Tuesday, March 16, 2021

Kakek dan Giwang Pusaka (Bagian ke-1)

Peristiwa yang sudah lama menjadi tanda tanya, kadang terjawab dalam moment tak terduga. Rindu yang haru adalah saat terlambat untuk menyadari, bahwa cinta tulus tak terhalang ruang, tak berbatas waktu. 

**************

Di depan kami duduk dua orang pemuda. Mereka tertawa-tawa santai menceritakan pengalaman seram jalan-jalan malam di area pekuburan. Mereka juga bercerita tentang bagaimana tanggapan guru spiritual mereka terkait perjalanan tersebut.


Ku colek Efa sahabatku. 

“ Ayo ceritakan saja pada mereka, tentang pengaduan putramu.

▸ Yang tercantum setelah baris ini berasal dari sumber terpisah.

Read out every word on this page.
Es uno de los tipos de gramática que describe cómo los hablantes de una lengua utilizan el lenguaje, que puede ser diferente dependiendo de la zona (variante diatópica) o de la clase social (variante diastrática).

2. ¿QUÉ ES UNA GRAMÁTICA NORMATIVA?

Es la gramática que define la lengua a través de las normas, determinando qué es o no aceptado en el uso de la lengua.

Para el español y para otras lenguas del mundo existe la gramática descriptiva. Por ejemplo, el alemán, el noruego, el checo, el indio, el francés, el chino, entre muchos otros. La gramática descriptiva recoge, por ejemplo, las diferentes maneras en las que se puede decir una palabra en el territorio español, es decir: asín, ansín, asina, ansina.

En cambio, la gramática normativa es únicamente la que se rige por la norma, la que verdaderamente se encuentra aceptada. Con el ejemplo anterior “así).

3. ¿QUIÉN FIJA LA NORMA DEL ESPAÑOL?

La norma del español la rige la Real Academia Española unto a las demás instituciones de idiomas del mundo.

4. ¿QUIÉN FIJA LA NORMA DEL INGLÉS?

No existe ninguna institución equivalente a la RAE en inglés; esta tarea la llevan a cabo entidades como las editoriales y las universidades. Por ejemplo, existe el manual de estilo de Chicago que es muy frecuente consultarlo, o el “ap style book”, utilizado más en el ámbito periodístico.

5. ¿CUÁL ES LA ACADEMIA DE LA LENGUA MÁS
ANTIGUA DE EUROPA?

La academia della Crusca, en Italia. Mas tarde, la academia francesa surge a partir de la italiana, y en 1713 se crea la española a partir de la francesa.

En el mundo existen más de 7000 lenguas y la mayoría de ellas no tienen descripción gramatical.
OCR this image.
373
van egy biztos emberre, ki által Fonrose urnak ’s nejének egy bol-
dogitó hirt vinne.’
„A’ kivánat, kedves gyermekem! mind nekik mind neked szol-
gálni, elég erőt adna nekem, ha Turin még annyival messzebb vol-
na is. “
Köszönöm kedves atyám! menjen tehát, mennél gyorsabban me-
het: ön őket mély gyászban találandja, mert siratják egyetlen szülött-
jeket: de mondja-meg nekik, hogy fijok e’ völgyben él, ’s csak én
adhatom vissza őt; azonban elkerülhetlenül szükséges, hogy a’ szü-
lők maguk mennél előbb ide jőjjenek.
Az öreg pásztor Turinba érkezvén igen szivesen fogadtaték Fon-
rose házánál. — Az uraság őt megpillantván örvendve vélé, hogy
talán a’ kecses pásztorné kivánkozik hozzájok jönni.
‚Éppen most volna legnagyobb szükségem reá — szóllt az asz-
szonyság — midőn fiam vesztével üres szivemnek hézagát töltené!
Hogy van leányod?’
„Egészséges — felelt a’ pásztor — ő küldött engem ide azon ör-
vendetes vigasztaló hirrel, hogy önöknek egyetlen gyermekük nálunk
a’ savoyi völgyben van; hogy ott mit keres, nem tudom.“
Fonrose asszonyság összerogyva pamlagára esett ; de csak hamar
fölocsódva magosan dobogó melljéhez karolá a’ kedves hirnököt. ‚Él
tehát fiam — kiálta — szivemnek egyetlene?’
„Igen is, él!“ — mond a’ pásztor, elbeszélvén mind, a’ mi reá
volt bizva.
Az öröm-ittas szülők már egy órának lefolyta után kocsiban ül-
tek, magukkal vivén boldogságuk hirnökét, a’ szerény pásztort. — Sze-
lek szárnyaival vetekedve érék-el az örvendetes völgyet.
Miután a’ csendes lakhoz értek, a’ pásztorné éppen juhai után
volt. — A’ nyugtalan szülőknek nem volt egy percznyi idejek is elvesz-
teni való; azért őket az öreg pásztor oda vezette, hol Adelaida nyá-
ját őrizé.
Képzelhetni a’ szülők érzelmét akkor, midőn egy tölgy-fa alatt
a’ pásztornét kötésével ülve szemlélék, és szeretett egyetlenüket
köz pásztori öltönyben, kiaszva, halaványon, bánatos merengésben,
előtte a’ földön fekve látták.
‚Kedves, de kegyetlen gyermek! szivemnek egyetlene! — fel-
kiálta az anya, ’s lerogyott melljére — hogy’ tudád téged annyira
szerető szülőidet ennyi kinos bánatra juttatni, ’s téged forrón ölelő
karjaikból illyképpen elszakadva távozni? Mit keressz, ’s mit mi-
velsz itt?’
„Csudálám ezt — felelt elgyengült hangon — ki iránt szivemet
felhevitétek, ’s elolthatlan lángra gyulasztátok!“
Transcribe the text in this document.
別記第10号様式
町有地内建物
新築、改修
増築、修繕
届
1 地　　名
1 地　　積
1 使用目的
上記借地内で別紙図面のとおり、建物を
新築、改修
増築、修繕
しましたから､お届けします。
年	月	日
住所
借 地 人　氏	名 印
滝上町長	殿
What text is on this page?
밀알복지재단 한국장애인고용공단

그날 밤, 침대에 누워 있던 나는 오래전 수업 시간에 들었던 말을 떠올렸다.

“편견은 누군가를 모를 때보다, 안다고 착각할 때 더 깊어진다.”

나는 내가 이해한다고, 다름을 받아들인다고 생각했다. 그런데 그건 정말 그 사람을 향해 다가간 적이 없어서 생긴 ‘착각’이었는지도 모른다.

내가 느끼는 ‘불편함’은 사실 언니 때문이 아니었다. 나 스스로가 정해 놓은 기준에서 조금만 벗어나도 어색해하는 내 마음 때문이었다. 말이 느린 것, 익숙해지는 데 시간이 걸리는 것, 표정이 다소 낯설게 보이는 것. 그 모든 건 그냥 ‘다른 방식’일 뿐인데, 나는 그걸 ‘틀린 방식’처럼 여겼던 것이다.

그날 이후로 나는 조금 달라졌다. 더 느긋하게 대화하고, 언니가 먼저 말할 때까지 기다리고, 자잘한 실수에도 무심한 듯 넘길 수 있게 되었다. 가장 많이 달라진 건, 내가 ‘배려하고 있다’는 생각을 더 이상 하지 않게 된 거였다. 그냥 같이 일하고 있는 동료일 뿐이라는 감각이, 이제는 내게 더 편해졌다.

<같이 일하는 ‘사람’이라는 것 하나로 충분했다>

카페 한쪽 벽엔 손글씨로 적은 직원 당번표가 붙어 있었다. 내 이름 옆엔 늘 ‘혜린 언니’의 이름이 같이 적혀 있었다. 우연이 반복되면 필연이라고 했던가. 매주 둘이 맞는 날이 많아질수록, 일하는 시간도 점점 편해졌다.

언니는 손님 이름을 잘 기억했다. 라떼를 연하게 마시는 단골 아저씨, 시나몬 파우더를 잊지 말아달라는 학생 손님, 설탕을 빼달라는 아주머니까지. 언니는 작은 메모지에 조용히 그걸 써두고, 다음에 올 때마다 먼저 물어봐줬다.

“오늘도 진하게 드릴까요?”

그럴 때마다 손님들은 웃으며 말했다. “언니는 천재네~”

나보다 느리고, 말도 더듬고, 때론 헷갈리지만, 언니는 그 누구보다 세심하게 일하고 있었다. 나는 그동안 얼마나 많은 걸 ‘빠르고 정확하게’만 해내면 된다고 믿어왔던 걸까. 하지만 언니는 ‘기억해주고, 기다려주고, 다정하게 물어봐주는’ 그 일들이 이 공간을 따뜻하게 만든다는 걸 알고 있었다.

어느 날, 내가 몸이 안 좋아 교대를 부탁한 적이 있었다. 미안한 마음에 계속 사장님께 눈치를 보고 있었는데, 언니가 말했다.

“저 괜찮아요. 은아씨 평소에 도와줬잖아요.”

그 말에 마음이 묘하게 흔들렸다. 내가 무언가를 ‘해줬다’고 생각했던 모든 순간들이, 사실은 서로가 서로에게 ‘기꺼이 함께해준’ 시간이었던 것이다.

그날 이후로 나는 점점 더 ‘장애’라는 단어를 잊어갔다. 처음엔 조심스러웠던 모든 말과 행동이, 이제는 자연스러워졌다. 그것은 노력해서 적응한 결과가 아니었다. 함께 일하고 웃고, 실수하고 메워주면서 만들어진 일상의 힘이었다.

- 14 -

Percayalah, bukan suatu kebetulan bahwa malam ini kita duduk dihadapan kedua pemuda ini. “ Bisikku.


Kulirik kamar dimana guru mereka, tengah beristirahat. Kami duduk-duduk tepat di pelataran kamar beliau.

Aku yakin, Kedua pemuda ini tak akan berani melakukan kesalahan sedikitpun, di dekat kamar guru mereka.


Efa menggeser posisi duduk agar tepat berhadapn dengan Farsi, pemuda berkulit putih dengan wajah tirus.

“ Ehm … emh … “ Efa seolah meminta izin untuk memutus celoteh Farsi dengan Ardan, sahabatnya yang lebih pendiam namun selalu tersenyum.


“ Eh Farsi dan Ardan ..., Ini Bu Efa mau cerita sedikit. Tentang putranya yang bernama Arif.” Aku coba bantu bikin suasana kondusif untuk Efa bisa mulai bercerita.


“ Ayo Efa, ceritakan. Bukankah Arif juga ingin hal ini disampaikan ?” Pandanganku berpindah-pindah antara Efa dan dua pemuda ini.


“ emh … gini,” Efa mulai bercerita. 

“Arif adalah anak saya, sedang bersama seorang tetangga. Nah, tetangga ini punya teman. Temannya ini, katanya sih bisa melihat yang metafisik. Terus Si teman ini bilang, bahwa bersama Arif sebenarnya ada sosok kakek pelindung, yang tidak kasat mata. Tapi juga ada sosok perempuan. Dan katanya, Arif bisa hidup sukses, jika bisa lepas dari sosok yang perempuan ini. "


Efa diam sejenak, memperhatikan respon kedua pemuda di hadapannya. Efa membungkam diri dengan mengatupkan gigi atas ke bibir bawah. Sesaat kemudian Efa meluncurkan pertanyaan.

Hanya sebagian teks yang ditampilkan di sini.